If the Seller terminates the agreement due to a default of or breach by the
Buyer, then the Seller is entitled to keep all the Buyer's deposits as
liquidated damages. If the Buyer terminates the agreement due to a default or
breach of the Seller, then the Buyer may choose to either (i) recover the
Buyer's deposits, or (ii) seek specific performance for the conveyance of the
Property to the Buyer.

                           EXPENSES AND CLOSING COSTS

The Seller shall pay the base premium for the title policy, the cost of
recording any instruments required to discharge any liens or encumbrances
against the Property, and one-half of the customary closing costs of the escrow
agent for the sale of the Property. The Buyer shall pay any transfer, sales,
use, gross receipts or similar taxes, any premiums or fees required to be paid
by the Buyer with respect to its title policy for the Property, and one-half of
the customary closing costs of the escrow agent for the sale of the Property.

          DELIVERY OF DOCUMENTS TO SECURITY HOLDERS SHARING AN ADDRESS

Only one information statement is being delivered to multiple limited partners
sharing an address unless the Partnership has received contrary instructions
from one or more of the limited partners.

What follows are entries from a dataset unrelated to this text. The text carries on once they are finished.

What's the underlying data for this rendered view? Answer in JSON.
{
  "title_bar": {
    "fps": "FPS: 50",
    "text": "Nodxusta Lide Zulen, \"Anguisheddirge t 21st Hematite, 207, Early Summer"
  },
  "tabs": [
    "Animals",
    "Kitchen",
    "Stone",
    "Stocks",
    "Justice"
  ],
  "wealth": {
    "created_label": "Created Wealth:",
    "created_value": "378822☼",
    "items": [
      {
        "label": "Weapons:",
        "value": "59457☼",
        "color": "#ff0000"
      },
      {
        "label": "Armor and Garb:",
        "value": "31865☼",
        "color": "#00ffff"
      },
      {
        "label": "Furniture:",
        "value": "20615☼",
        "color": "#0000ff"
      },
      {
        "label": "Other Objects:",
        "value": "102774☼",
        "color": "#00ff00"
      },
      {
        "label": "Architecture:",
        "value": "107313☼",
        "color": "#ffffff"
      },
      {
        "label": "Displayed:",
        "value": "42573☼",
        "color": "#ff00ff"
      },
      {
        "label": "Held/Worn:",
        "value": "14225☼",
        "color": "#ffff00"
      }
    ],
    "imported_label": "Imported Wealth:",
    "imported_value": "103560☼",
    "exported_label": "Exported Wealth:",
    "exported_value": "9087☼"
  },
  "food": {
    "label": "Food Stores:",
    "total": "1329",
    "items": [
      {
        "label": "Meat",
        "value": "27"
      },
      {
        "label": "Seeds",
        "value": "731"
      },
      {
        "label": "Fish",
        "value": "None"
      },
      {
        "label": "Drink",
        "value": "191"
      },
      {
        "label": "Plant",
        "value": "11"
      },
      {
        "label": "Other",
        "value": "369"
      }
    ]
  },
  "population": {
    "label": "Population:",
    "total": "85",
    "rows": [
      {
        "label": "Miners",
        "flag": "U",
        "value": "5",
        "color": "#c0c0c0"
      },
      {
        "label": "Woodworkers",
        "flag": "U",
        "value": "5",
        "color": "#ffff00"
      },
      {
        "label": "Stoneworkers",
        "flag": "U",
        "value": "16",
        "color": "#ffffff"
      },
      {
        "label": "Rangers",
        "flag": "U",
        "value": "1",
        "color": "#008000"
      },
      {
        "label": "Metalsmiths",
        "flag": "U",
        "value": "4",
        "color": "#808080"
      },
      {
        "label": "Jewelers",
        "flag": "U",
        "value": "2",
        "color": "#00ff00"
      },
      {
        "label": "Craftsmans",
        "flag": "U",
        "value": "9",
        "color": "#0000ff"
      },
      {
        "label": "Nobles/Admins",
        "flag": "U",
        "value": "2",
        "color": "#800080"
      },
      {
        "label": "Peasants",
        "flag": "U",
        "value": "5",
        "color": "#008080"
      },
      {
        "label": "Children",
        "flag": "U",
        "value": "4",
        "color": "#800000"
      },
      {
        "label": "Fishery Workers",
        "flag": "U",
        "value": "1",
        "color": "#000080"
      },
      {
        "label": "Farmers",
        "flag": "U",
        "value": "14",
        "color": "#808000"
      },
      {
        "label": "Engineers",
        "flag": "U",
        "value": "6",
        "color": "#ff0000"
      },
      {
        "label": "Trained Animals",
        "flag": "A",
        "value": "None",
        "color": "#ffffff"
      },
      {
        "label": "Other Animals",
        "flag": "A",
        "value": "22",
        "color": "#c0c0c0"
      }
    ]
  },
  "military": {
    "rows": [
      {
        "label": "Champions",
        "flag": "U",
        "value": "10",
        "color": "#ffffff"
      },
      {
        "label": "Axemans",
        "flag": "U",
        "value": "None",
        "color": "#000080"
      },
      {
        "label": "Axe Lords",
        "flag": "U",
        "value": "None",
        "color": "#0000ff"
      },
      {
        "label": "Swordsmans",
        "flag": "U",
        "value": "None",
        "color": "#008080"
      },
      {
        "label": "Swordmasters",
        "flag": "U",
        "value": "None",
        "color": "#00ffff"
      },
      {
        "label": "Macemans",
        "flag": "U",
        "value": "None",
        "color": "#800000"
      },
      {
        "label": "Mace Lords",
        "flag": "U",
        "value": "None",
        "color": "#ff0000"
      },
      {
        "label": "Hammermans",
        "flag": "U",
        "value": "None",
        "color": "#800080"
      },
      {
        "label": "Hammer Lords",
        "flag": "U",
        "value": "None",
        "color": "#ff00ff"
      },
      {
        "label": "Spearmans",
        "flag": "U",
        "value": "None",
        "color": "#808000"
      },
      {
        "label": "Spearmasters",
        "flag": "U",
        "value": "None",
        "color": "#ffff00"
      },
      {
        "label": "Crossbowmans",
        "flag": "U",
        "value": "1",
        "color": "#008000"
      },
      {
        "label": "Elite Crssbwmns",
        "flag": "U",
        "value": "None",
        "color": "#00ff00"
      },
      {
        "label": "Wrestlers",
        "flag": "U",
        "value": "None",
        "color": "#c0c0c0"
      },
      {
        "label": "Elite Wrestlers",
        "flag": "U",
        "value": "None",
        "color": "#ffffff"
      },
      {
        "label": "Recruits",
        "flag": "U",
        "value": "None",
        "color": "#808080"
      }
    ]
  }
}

                                       15


The Partnership will undertake to deliver promptly upon written or oral request
a separate copy of this information statement to a limited partner at a shared
address to which the Partnership delivered a single copy of the information
statement. If a limited partner wishes to notify the Partnership that he or she
wishes to receive a separate copy of this information statement, the limited
partner may contact the Partnership as follows:

By mail:          Angeles Opportunity Properties, Ltd.
                  Stanford Place 3, 4582 S. Ulster Street Parkway, Suite 1100
                  Denver, CO 80237

By telephone:     (888) 789-8600

A limited partner may also use the above telephone number, facsimile number or
mailing address to notify the Partnership that limited partners sharing an
address request delivery of a single copy of this information statement if they
are receiving multiple copies of information statements.